Methodology

How we compute consensus probabilities and the peer-reviewed research behind each of our four models.

Overview

We compute four consensus models on every multi-platform question. Each model takes a different theoretical approach to combining probabilities. Model A (Inverse-Variance Weighted Log-Odds) is our default because it combines the strongest elements from the meta-analysis, forecast aggregation, and prediction market literatures.

Each platform contributes one probability per question. Same-platform duplicates are merged via volume-weighted averaging before any model runs, so no platform can vote twice. Sources that have not traded in 14+ days are excluded from consensus but still displayed (Rothschild 2009).

Model A — Inverse-Variance Weighted Log-Odds DEFAULT

What it does: Converts each platform’s probability to log-odds, then takes a weighted average where higher-volume (or higher-participation) markets get more weight. The weights are derived from the inverse-variance framework used in medical meta-analysis since 1986. A shrinkage parameter blends these weights with equal weights to protect against estimation error with a small number of sources.

Formula: w_i = λ/K + (1−λ) × vol_i / Σvol, then consensus = sigmoid(Σ w_i × logit(p_i))

Why it’s the default: This model synthesizes three lines of peer-reviewed research:

Log-odds pooling (Satopää et al. 2014; Genest 1984) — avoids the provable miscalibration of linear averaging (Ranjan & Gneiting 2010, Theorem 1).
Inverse-variance weighting (DerSimonian & Laird 1986, 12,000+ citations) — the standard meta-analysis framework. Markets with more volume have lower price-discovery variance, so they get proportionally more weight. This is how medical researchers have combined studies of 20 patients with studies of 20,000 since the 1980s.
Shrinkage toward equal weights (Liu et al. 2024; Smith & Wallis 2009) — with only 4–6 platforms, estimated weights are noisy.
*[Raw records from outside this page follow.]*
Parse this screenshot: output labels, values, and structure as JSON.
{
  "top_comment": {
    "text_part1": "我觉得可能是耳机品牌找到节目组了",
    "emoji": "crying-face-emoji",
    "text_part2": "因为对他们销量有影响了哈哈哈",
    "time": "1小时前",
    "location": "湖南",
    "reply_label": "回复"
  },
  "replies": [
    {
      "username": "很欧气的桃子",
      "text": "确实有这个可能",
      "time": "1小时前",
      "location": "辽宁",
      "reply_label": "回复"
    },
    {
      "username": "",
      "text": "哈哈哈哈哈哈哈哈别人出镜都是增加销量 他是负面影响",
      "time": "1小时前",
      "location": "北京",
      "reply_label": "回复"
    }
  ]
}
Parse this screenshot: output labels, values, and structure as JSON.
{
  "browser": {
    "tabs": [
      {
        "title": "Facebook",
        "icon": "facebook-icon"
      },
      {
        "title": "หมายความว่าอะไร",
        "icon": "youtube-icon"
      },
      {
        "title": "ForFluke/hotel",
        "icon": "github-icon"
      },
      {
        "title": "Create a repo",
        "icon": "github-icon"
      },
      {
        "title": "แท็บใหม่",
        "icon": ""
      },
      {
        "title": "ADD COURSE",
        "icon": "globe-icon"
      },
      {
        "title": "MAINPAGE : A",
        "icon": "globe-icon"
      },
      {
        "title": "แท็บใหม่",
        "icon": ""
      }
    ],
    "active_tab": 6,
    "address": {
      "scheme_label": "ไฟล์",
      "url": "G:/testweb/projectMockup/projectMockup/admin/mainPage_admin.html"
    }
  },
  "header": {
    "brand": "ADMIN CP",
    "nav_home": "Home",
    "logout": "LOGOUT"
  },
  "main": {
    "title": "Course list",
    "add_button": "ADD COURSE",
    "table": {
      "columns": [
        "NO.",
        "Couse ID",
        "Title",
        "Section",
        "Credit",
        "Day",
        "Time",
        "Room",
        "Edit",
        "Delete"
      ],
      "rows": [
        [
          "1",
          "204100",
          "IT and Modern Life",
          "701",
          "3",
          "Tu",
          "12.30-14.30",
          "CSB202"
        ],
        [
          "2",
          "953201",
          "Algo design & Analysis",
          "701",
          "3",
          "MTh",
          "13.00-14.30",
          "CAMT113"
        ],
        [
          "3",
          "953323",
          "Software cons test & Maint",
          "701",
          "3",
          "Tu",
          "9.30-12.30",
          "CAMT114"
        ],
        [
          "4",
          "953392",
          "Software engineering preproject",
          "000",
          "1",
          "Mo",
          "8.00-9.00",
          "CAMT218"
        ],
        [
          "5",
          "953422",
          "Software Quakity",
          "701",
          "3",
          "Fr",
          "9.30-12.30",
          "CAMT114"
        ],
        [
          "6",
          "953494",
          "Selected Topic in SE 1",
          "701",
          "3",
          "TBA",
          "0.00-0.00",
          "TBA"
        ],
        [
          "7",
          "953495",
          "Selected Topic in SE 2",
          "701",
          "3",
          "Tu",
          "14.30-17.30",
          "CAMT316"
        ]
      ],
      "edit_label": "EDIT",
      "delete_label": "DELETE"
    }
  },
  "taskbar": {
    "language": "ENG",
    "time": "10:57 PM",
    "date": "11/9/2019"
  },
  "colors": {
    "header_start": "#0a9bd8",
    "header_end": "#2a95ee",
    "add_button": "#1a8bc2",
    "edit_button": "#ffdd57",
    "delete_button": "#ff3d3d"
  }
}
Blending with equal weights (λ = 0.5) reduces mean squared error of the aggregate. This addresses the “forecast combination puzzle” while still allowing volume to matter.

Strengths: Higher-volume markets get more influence (a $3M Polymarket market outweighs a $6K Gemini market). Operates in log-odds space (preserves tail probabilities). Shrinkage protects against overfitting with small N. Gracefully degrades to Model B when no volume data is available.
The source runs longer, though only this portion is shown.